An Army storeman was giving evidence at a court martial of an SAS soldier accused of stealing New Zealand Defence Force property and offering it for sale at a gun shop.
The soldier has defended the charges, saying he honestly believed the items were his own - bought online while on deployment in Afghanistan, acquired from the US disposal bin, or from a New Zealand Army disposal crate.
The storeman, who worked with the soldier's squadron in Afghanistan, confirmed New Zealanders would help themselves to discarded equipment at the US Air Force base.
"If it was missing a screw or something they [US military] usually just biffed it away,'' he said.
"Us Kiwis being kind of poor we used to go there and sign for stuff.
"There was a helicopter there at one stage that I saw that if you could fly it out and sign for it, it was yours. You could get anything you wanted there.''
The sergeant said one of his jobs in Afghanistan was to pick up items soldiers had ordered from websites, and many bought their own gear to upgrade or supplement their kit.
The defence witness also confirmed all the accused soldier's army issued kit had been accounted for when he returned and none was missing.
A senior SAS officer also gave evidence that it was common for members to buy extra gear to upgrade army issue equipment.
He was among three military staff to give evidence in support of the accused's character.
``I believe him to be a very good soldier. Over these four years he's really given me no reason to doubt his integrity.''
The accused soldier had earlier given evidence about spending US$15,000 on his own kit while serving in Afghanistan, including body armour and charging handles for his rifles.
The Army issue handle was dangerous for ambidextrous shooters to use, he said.
"Being a young up-and-coming soldier and mad keen on gear and getting amongst it, I was on the internet daily buying stuff,'' he said.

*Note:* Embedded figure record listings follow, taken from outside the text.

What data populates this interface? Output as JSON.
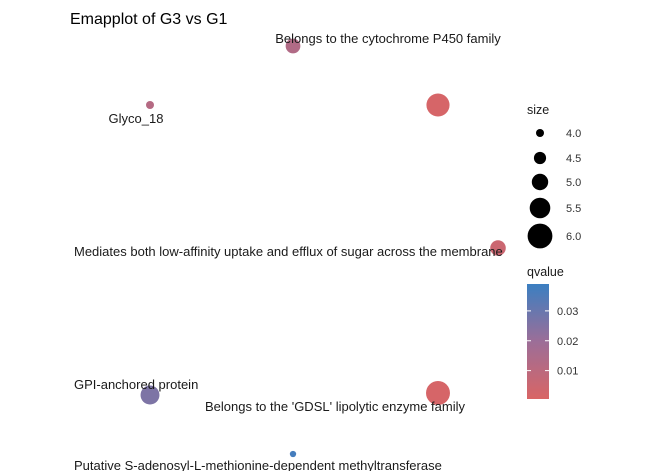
{
  "chart_data": {
    "type": "network",
    "title": "Emapplot of G3 vs G1",
    "nodes": [
      {
        "label": "Belongs to the cytochrome P450 family",
        "size": 4.8,
        "qvalue": 0.013
      },
      {
        "label": "",
        "size": 5.8,
        "qvalue": 0.0015
      },
      {
        "label": "Glyco_18",
        "size": 4.0,
        "qvalue": 0.012
      },
      {
        "label": "Mediates both low-affinity uptake and efflux of sugar across the membrane",
        "size": 4.9,
        "qvalue": 0.005
      },
      {
        "label": "GPI-anchored protein",
        "size": 5.3,
        "qvalue": 0.026
      },
      {
        "label": "Belongs to the 'GDSL' lipolytic enzyme family",
        "size": 5.9,
        "qvalue": 0.0015
      },
      {
        "label": "Putative S-adenosyl-L-methionine-dependent methyltransferase",
        "size": 3.8,
        "qvalue": 0.037
      }
    ],
    "legend": {
      "size": {
        "title": "size",
        "values": [
          4.0,
          4.5,
          5.0,
          5.5,
          6.0
        ],
        "labels": [
          "4.0",
          "4.5",
          "5.0",
          "5.5",
          "6.0"
        ]
      },
      "color": {
        "title": "qvalue",
        "range": [
          0.0005,
          0.039
        ],
        "ticks": [
          0.01,
          0.02,
          0.03
        ],
        "tick_labels": [
          "0.01",
          "0.02",
          "0.03"
        ],
        "low_color": "#d96565",
        "mid_color": "#9c6e98",
        "high_color": "#3b7fc1"
      }
    }
  }
}
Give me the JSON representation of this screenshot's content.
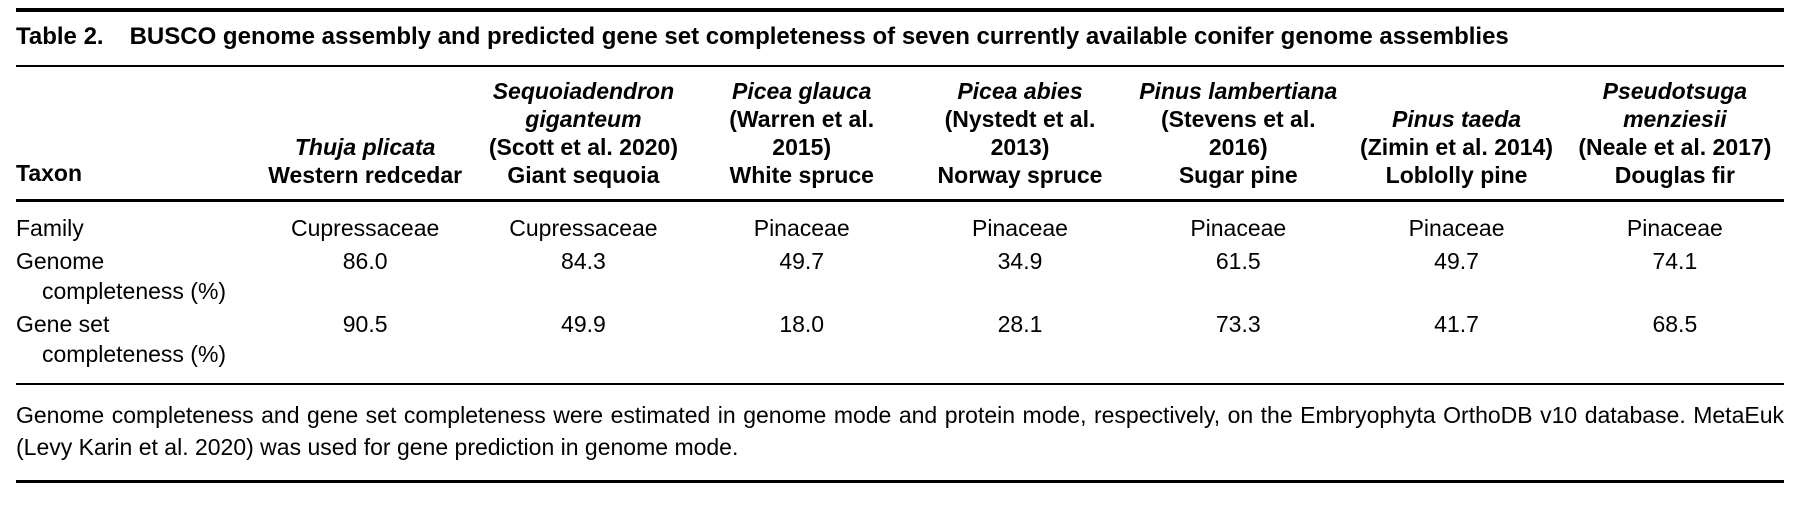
{
  "table": {
    "label": "Table 2.",
    "title": "BUSCO genome assembly and predicted gene set completeness of seven currently available conifer genome assemblies",
    "row_header": "Taxon",
    "columns": [
      {
        "scientific_name": "Thuja plicata",
        "citation": "",
        "common_name": "Western redcedar"
      },
      {
        "scientific_name": "Sequoiadendron giganteum",
        "citation": "(Scott et al. 2020)",
        "common_name": "Giant sequoia"
      },
      {
        "scientific_name": "Picea glauca",
        "citation": "(Warren et al. 2015)",
        "common_name": "White spruce"
      },
      {
        "scientific_name": "Picea abies",
        "citation": "(Nystedt et al. 2013)",
        "common_name": "Norway spruce"
      },
      {
        "scientific_name": "Pinus lambertiana",
        "citation": "(Stevens et al. 2016)",
        "common_name": "Sugar pine"
      },
      {
        "scientific_name": "Pinus taeda",
        "citation": "(Zimin et al. 2014)",
        "common_name": "Loblolly pine"
      },
      {
        "scientific_name": "Pseudotsuga menziesii",
        "citation": "(Neale et al. 2017)",
        "common_name": "Douglas fir"
      }
    ],
    "rows": [
      {
        "label": "Family",
        "values": [
          "Cupressaceae",
          "Cupressaceae",
          "Pinaceae",
          "Pinaceae",
          "Pinaceae",
          "Pinaceae",
          "Pinaceae"
        ]
      },
      {
        "label": "Genome completeness (%)",
        "values": [
          "86.0",
          "84.3",
          "49.7",
          "34.9",
          "61.5",
          "49.7",
          "74.1"
        ]
      },
      {
        "label": "Gene set completeness (%)",
        "values": [
          "90.5",
          "49.9",
          "18.0",
          "28.1",
          "73.3",
          "41.7",
          "68.5"
        ]
      }
    ],
    "footnote": "Genome completeness and gene set completeness were estimated in genome mode and protein mode, respectively, on the Embryophyta OrthoDB v10 database. MetaEuk (Levy Karin et al. 2020) was used for gene prediction in genome mode."
  }
}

"For myself and for my guys, it makes me safer in the combat environment.''
The soldier faces charges of stealing Defence Force property in relation to two gun sights, a charging handle for a military rifle and a pistol holster, which he offered for sale at Serious Shooters gun shop in Penrose.
He is also charged with unlawfully possessing Army property in relation to a block of plastic explosive, thunder flashes and ammunition found in his garage.
He said he didn't know how the items came to be in the garage, but it was used by other Army personnel and was not locked.
He has admitted failing to follow written orders by storing a privately-owned gun in his barracks room.
The defence closed its case this afternoon. Closing statements and the judge's summing up will be heard before the three military members deliberate.